We identified a high rate of correlation between immune cytopenias and IEI, probably due to the inclusion criteria of the cohort, in which persistent/relapsing forms of immune cytopenias affected 97% of patients. Our hypothesis is supported by Hadjadj, assessing the pathogenic role and poor prognostic significance of proven and/or potential IEI-related genes in 65% of pediatric ES cases.²⁸

We found two individuals with CVID carrying TNFRSF13B variants. The frequency of TNFRSF13B gene mutations was reported to be significantly higher in CVID compared to healthy controls and TACI biallelic mutations were detected only in CVID. Patients with biallelic TACI mutations had a similar incidence of autoimmunity and lymphoproliferation compared to wild-type TACI subjects. CVID individuals carrying monoallelic mutations had a severe clinical course with the highest prevalence of immune-dysregulation disorders.²⁹ Interestingly, the Pt.2 patient carried also three other alterations, the pathogenic variants CR2:c.826delT and PRF1:A91V and the VUS TCF3:G444E (Table 1A). Further studies are needed to validate these additional variants and to understand if they act in concert with biallelic genetic alterations in TNFRSF13B to give rise to complex IEI-related phenotype.

In conclusion, IEI diagnosis in patients with immune cytopenias was significantly associated with specific clinical signs and immunophenotypical anomalies, namely T/B lymphopenia, decrease in naїve T-cells%, switched memory B-cells%, plasmablasts%, and immunoglobulins, increase in effector/central memory T-cells% and CD21low B-cells%.

This study's primary limitations result from the sample size and the retrospective nature of the review.
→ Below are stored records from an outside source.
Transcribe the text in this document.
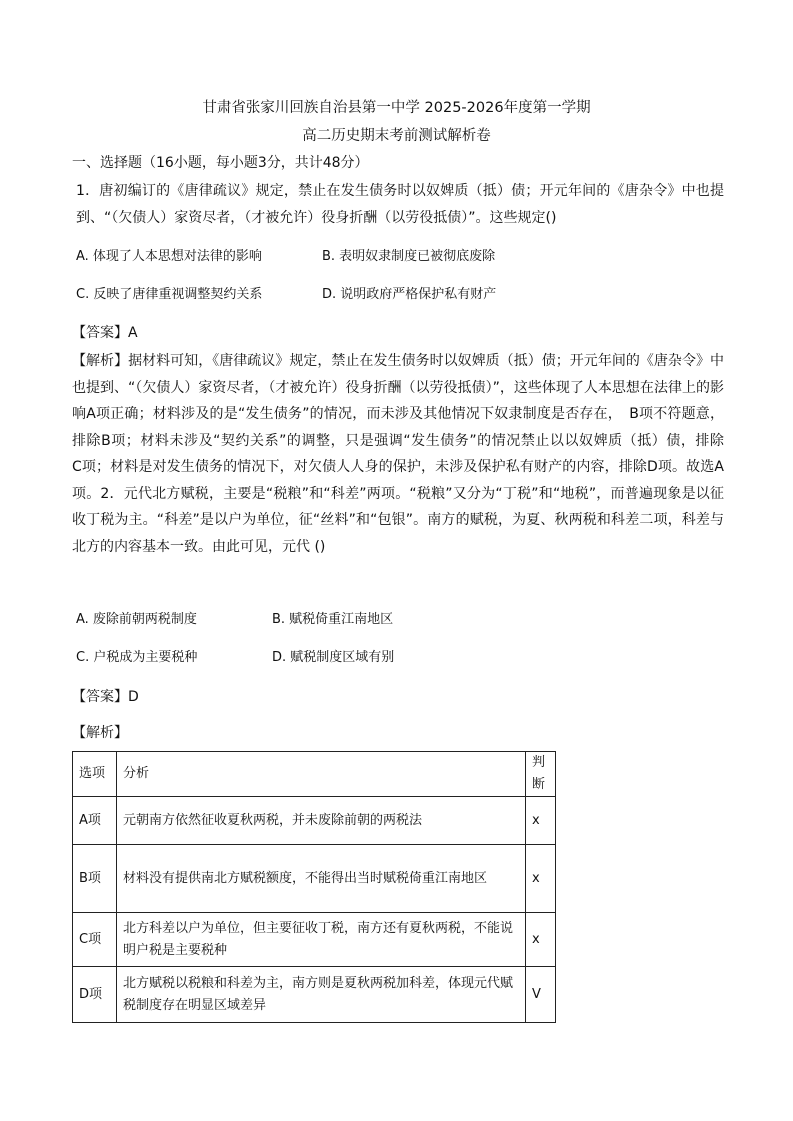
甘肃省张家川回族自治县第一中学 2025-2026年度第一学期
高二历史期末考前测试解析卷
一、选择题（16小题，每小题3分，共计48分）
1．唐初编订的《唐律疏议》规定，禁止在发生债务时以奴婢质（抵）债；开元年间的《唐杂令》中也提到、“（欠债人）家资尽者，（才被允许）役身折酬（以劳役抵债）”。这些规定()
A. 体现了人本思想对法律的影响	B. 表明奴隶制度已被彻底废除
C. 反映了唐律重视调整契约关系	D. 说明政府严格保护私有财产
【答案】A
【解析】据材料可知，《唐律疏议》规定，禁止在发生债务时以奴婢质（抵）债；开元年间的《唐杂令》中也提到、“（欠债人）家资尽者，（才被允许）役身折酬（以劳役抵债）”，这些体现了人本思想在法律上的影响A项正确；材料涉及的是“发生债务”的情况，而未涉及其他情况下奴隶制度是否存在，　B项不符题意，排除B项；材料未涉及“契约关系”的调整，只是强调“发生债务”的情况禁止以以奴婢质（抵）债，排除　　C项；材料是对发生债务的情况下，对欠债人人身的保护，未涉及保护私有财产的内容，排除D项。故选A项。2．元代北方赋税，主要是“税粮”和“科差”两项。“税粮”又分为“丁税”和“地税”，而普遍现象是以征收丁税为主。“科差”是以户为单位，征“丝料”和“包银”。南方的赋税，为夏、秋两税和科差二项，科差与北方的内容基本一致。由此可见，元代 ()
A. 废除前朝两税制度	B. 赋税倚重江南地区
C. 户税成为主要税种	D. 赋税制度区域有别
【答案】D
【解析】
选项	分析	判断
A项	元朝南方依然征收夏秋两税，并未废除前朝的两税法	x
B项	材料没有提供南北方赋税额度，不能得出当时赋税倚重江南地区	x
C项	北方科差以户为单位，但主要征收丁税，南方还有夏秋两税，不能说明户税是主要税种	x
D项	北方赋税以税粮和科差为主，南方则是夏秋两税加科差，体现元代赋税制度存在明显区域差异	V
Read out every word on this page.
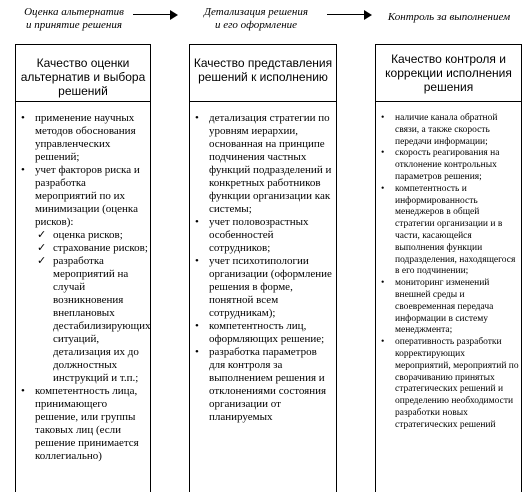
Оценка альтернатив
и принятие решения
Детализация решения
и его оформление
Контроль за выполнением
Качество оценки альтернатив и выбора решений
Качество представления решений к исполнению
Качество контроля и коррекции исполнения решения
• применение научных методов обоснования управленческих решений;
• учет факторов риска и разработка мероприятий по их минимизации (оценка рисков):
✓ оценка рисков;
✓ страхование рисков;
✓ разработка мероприятий на случай возникновения внеплановых дестабилизирующих ситуаций, детализация их до должностных инструкций и т.п.;
• компетентность лица, принимающего решение, или группы таковых лиц (если решение принимается коллегиально)
• детализация стратегии по уровням иерархии, основанная на принципе подчинения частных функций подразделений и конкретных работников функции организации как системы;
• учет половозрастных особенностей сотрудников;
• учет психотипологии организации (оформление решения в форме, понятной всем сотрудникам);
• компетентность лиц, оформляющих решение;
• разработка параметров для контроля за выполнением решения и отклонениями состояния организации от планируемых
• наличие канала обратной связи, а также скорость передачи информации;
• скорость реагирования на отклонение контрольных параметров решения;
• компетентность и информированность менеджеров в общей стратегии организации и в части, касающейся выполнения функции подразделения, находящегося в его подчинении;
• мониторинг изменений внешней среды и своевременная передача информации в систему менеджмента;
• оперативность разработки корректирующих мероприятий, мероприятий по сворачиванию принятых стратегических решений и определению необходимости разработки новых стратегических решений
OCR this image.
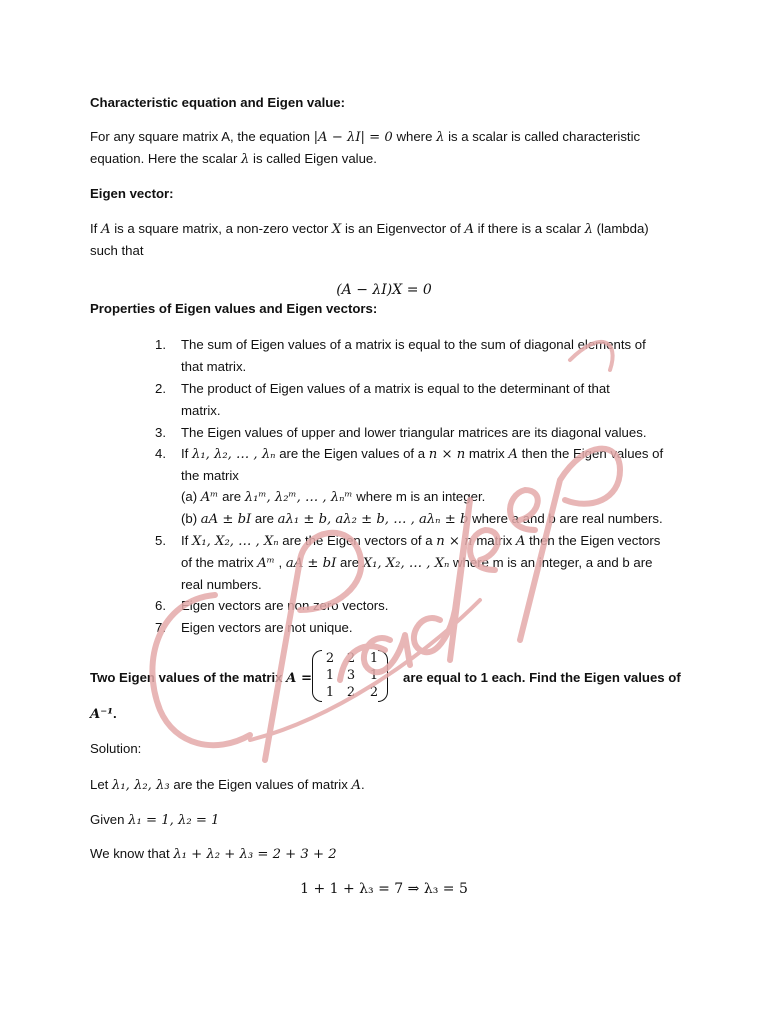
Characteristic equation and Eigen value:
For any square matrix A, the equation |A − λI| = 0 where λ is a scalar is called characteristic
equation. Here the scalar λ is called Eigen value.
Eigen vector:
If A is a square matrix, a non-zero vector X is an Eigenvector of A if there is a scalar λ (lambda)
such that
(A − λI)X = 0
Properties of Eigen values and Eigen vectors:
1. The sum of Eigen values of a matrix is equal to the sum of diagonal elements of
that matrix.
2. The product of Eigen values of a matrix is equal to the determinant of that
matrix.
3. The Eigen values of upper and lower triangular matrices are its diagonal values.
4. If λ₁, λ₂, … , λₙ are the Eigen values of a n × n matrix A then the Eigen values of
the matrix
(a) Aᵐ are λ₁ᵐ, λ₂ᵐ, … , λₙᵐ where m is an integer.
(b) aA ± bI are aλ₁ ± b, aλ₂ ± b, … , aλₙ ± b where a and b are real numbers.
5. If X₁, X₂, … , Xₙ are the Eigen vectors of a n × n matrix A then the Eigen vectors
of the matrix Aᵐ , aA ± bI are X₁, X₂, … , Xₙ where m is an integer, a and b are
real numbers.
6. Eigen vectors are non zero vectors.
7. Eigen vectors are not unique.
Two Eigen values of the matrix A =
2 2	1
1 3	1
1 2	2
are equal to 1 each. Find the Eigen values of
A⁻¹.
Solution:
Let λ₁, λ₂, λ₃ are the Eigen values of matrix A.
Given λ₁ = 1, λ₂ = 1
We know that λ₁ + λ₂ + λ₃ = 2 + 3 + 2
1 + 1 + λ₃ = 7 ⇒ λ₃ = 5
The high diagnosis rate of IEI in such a relatively limited cohort could be related to subjects' enrollment at a tertiary care center, where immunodeficiency suspicion may be elevated.

Although the association between immune cytopenia and IEI has already been described in literature, the identification of patients with a possible IEI remains a clinical challenge, in particular for pediatric and adult hematologists.

This study highlights that a synergy between hematologists and immunologists and a deeper knowledge of the immunological features in these patients can improve and fasten these patients' diagnosis and management. Our main purpose consisted in providing immunological parameters to hematologists useful for a prompt identification of immune cytopenic children deserving a deeper immunological and genetic evaluation. First, this could favors a molecular IEI diagnosis through specific next generation sequencing panels, applied by reason of a clinical-immunological IEI suspicion. Eventually, this could also represent a useful tool to identify new targeted-gene VUS (Table 1), to unveil and validate through further studies their correlation with IEI phenotype, which in some cases is the expression of a complex genotypic interaction between a small number of mutant genes rather than of a single-gene inherited Mendelian disorder.

The authors declare that there are no conflict of interests.

Daniele Zama, Francesca Conti, Mattia Moratti, and Maria E. Cantarini conceptualized and designed the study, drafted the initial manuscript, and reviewed and revised the manuscript. Beatrice Rivalta designed the data collection instruments, collected data, and critically revised the manuscript. Roberto Rondelli carried out statistical analyses and critically revised the manuscript. Elena Facchini, Arcangelo Prete, and Simona Ferrari contributed to interpretation of data and critically revised the manuscript. Marco Seri carried out molecular analyses and critically revised the manuscript. Andrea Pession critically reviewed the manuscript for important intellectual content and contributed to the design of the study. All authors approved the final manuscript as submitted and agree to be accountable for all aspects of the work.

All patients and legal tutors provided written informed consent to participate in this study. Ethics Committee of Bologna University-Hospital Sant'Orsola approved the study protocols.